Above Photo: Scott Cobb/Flickr
Finding that the death penalty “is imposed in an arbitrary and racially biased manner,” a unanimous Washington Supreme Court has struck down the state’s capital-punishment statute as violating Washington’s state constitutional prohibition against “cruel punishment.” The court’s ruling, authored by Chief Justice Mary E. Fairhurst and issued on October 11, 2018, declared: “The death penalty, as administered in our state, fails to serve any legitimate penological goal; thus, it violates article I, section 14 of our state constitution.” The decision also converted the sentences of all eight people on the state’s death row (pictured) to life imprisonment without possibility of release. The court’s action makes Washington the twentieth U.S. state to have judicially or legislatively abolished the death penalty, and the eighth to have done so this century. Governor Jay Inslee, who imposed a moratorium on all executions in 2014, hailed the ruling, saying, “Today’s decision by the state Supreme Court thankfully ends the death penalty in Washington. … This is a hugely important moment in our pursuit for equal and fair application of justice.”
The court issued the ruling in the case of Allen Gregory (pictured, bottom row, second from the right), an African-American man sentenced to death for the rape and murder of a white woman. In declaring the death penalty unconstitutional, the court cited recent research that found Washington juries were more than three times more likely to impose a death sentence on a black defendant than on a white defendant in a similar case. “Given the evidence before this court and our judicial notice of implicit and overt racial bias against black defendants in this state, we are confident that the association between race and the death penalty is not attributed to random chance,” the opinion stated. The opinion also cited “arbitrary decision-making, random imposition of the death penalty, unreliability, geographic rarity, and excessive delays” as systemic constitutional flaws supporting the court’s decision.

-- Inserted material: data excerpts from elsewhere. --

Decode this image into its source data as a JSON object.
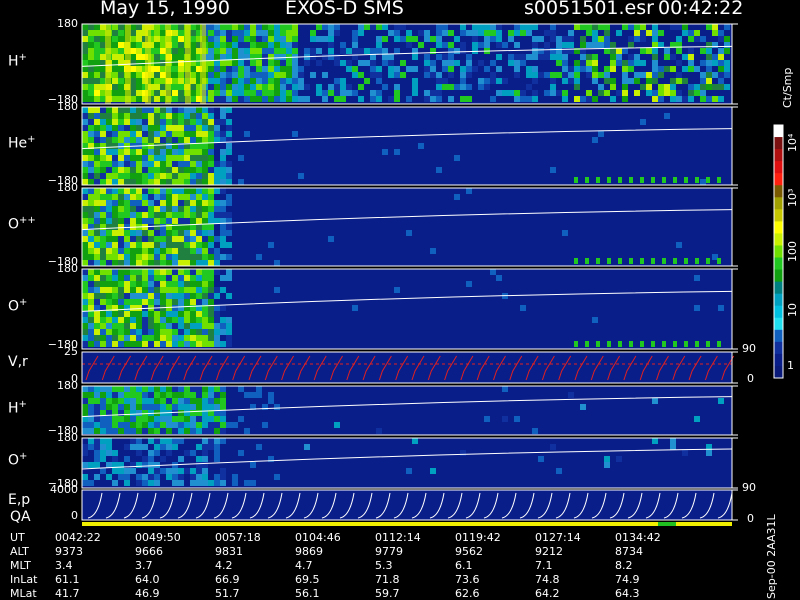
{
  "header": {
    "date": "May 15, 1990",
    "instrument": "EXOS-D SMS",
    "file": "s0051501.esr",
    "time": "00:42:22"
  },
  "panels": [
    {
      "label": "H",
      "sup": "+",
      "ytop": "180",
      "ybot": "−180"
    },
    {
      "label": "He",
      "sup": "+",
      "ytop": "180",
      "ybot": "−180"
    },
    {
      "label": "O",
      "sup": "++",
      "ytop": "180",
      "ybot": "−180"
    },
    {
      "label": "O",
      "sup": "+",
      "ytop": "180",
      "ybot": "−180"
    },
    {
      "label": "V,r",
      "sup": "",
      "ytop": "25",
      "ybot": "0"
    },
    {
      "label": "H",
      "sup": "+",
      "ytop": "180",
      "ybot": "−180"
    },
    {
      "label": "O",
      "sup": "+",
      "ytop": "180",
      "ybot": "−180"
    },
    {
      "label": "E,p",
      "sup": "",
      "ytop": "4000",
      "ybot": "0"
    }
  ],
  "qa_label": "QA",
  "colorbar": {
    "unit": "Ct/Smp",
    "ticks": [
      "10⁴",
      "10³",
      "100",
      "10",
      "1"
    ],
    "colors": [
      "#ffffff",
      "#7a1010",
      "#b01010",
      "#e01010",
      "#ff2010",
      "#7a5a00",
      "#a0a000",
      "#c8c800",
      "#ffff00",
      "#c8f000",
      "#70e000",
      "#20c820",
      "#10a010",
      "#008080",
      "#00a0c0",
      "#00c0e0",
      "#20e0f0",
      "#1060c0",
      "#1030a0",
      "#0a1e8a",
      "#0a1a7a"
    ]
  },
  "right_ticks": [
    {
      "value": "90"
    },
    {
      "value": "0"
    },
    {
      "value": "90"
    },
    {
      "value": "0"
    }
  ],
  "footer": {
    "code": "Sep-00 2AA31L"
  },
  "table": {
    "rows": [
      {
        "name": "UT",
        "values": [
          "0042:22",
          "0049:50",
          "0057:18",
          "0104:46",
          "0112:14",
          "0119:42",
          "0127:14",
          "0134:42"
        ]
      },
      {
        "name": "ALT",
        "values": [
          "9373",
          "9666",
          "9831",
          "9869",
          "9779",
          "9562",
          "9212",
          "8734"
        ]
      },
      {
        "name": "MLT",
        "values": [
          "3.4",
          "3.7",
          "4.2",
          "4.7",
          "5.3",
          "6.1",
          "7.1",
          "8.2"
        ]
      },
      {
        "name": "InLat",
        "values": [
          "61.1",
          "64.0",
          "66.9",
          "69.5",
          "71.8",
          "73.6",
          "74.8",
          "74.9"
        ]
      },
      {
        "name": "MLat",
        "values": [
          "41.7",
          "46.9",
          "51.7",
          "56.1",
          "59.7",
          "62.6",
          "64.2",
          "64.3"
        ]
      }
    ]
  },
  "chart_data": {
    "type": "heatmap",
    "title": "May 15, 1990   EXOS-D SMS",
    "x_tick_labels": [
      "0042:22",
      "0049:50",
      "0057:18",
      "0104:46",
      "0112:14",
      "0119:42",
      "0127:14",
      "0134:42"
    ],
    "colorbar_label": "Ct/Smp",
    "colorbar_scale": "log",
    "colorbar_range": [
      1,
      10000
    ]
  }
}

Washington has not carried out an execution since 2010. King County Prosecutor Dan Satterberg said that the court’s ruling had finally brought to an end “Washington’s four-decade experiment with the death penalty.” Satterberg, a Republican, who with Democratic Attorney General Bob Ferguson supported bipartisan legislation to abolish Washington’s death penalty, said “I think the criminal justice system will be stronger without capital punishment.” The abolition bill, which was the subject of legislative hearings during the 2018 state legislative session, passed the Washington Senate and the House judiciary committee, but did not receive a vote in the full House.